Amyloid isolated from meningeal blood vessels in brains affected by Alzheimer disease is called B-protein or A4-protein or AB. The deposit is filamentous and insoluble forming diffuse plaques. Diffuse plaques occur in the cerebellum as well as widely distributed throughout other areas of brain. Many intellectually intact brains have abundant diffuse plaques. Diffuse plaques are probably not damaging to the brain and are often presumed to be precursors of the classical plaque – but this is not proven. Down’s syndrome brains at around age 20 years have diffuse deposits but no neuritic involvement nor Neurofibillary tangles. Thus, AB deposition is taken to be first manifestation of AD pathology.

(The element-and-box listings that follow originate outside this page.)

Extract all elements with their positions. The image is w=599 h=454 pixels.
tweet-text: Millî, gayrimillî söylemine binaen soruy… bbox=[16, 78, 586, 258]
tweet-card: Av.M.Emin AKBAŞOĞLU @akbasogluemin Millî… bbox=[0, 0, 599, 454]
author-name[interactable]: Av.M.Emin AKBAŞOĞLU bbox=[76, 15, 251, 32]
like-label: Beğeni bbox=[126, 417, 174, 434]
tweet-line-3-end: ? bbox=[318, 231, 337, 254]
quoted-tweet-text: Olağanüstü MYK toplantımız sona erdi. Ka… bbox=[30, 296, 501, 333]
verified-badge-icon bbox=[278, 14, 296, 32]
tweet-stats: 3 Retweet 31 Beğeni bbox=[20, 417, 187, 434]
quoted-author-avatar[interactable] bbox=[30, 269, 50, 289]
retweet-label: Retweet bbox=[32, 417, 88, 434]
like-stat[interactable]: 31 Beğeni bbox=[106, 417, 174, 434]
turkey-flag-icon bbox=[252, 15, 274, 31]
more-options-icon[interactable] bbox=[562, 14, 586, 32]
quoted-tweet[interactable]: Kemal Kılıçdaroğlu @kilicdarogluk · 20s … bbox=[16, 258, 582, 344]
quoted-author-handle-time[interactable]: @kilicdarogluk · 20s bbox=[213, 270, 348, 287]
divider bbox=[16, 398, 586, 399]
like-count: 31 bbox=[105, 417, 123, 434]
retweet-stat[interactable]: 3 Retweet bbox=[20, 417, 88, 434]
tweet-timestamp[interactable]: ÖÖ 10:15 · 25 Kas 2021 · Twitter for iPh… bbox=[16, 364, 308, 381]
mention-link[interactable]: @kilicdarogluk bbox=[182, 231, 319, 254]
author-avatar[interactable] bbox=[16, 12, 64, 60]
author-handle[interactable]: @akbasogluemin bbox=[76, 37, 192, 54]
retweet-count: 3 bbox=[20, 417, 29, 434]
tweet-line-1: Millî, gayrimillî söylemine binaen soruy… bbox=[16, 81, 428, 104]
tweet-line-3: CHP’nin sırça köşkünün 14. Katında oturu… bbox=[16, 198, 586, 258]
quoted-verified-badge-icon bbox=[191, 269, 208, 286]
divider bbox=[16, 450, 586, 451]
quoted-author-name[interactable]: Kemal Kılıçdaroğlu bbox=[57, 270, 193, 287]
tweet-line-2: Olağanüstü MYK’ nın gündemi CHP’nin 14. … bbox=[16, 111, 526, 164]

The amyloidal precursor protein (APP) gene is located on chromosome 21. APP is a member of a family of homologous proteins. In the brain, APP is made mainly found in neurones. It has been suggested that the formation of the AB and hence amyloid deposits may result from an imbalance in the proportion of APP forms expressed in the brain. Down’s cases develop amyloid deposits in their twenties. Down’s patients have an extra copy of APP gene on the third copy of chromosome 21; this leads to elevated expression of APP and Down’s syndrome patients after age 35 have a pathology indistinguishable from AD.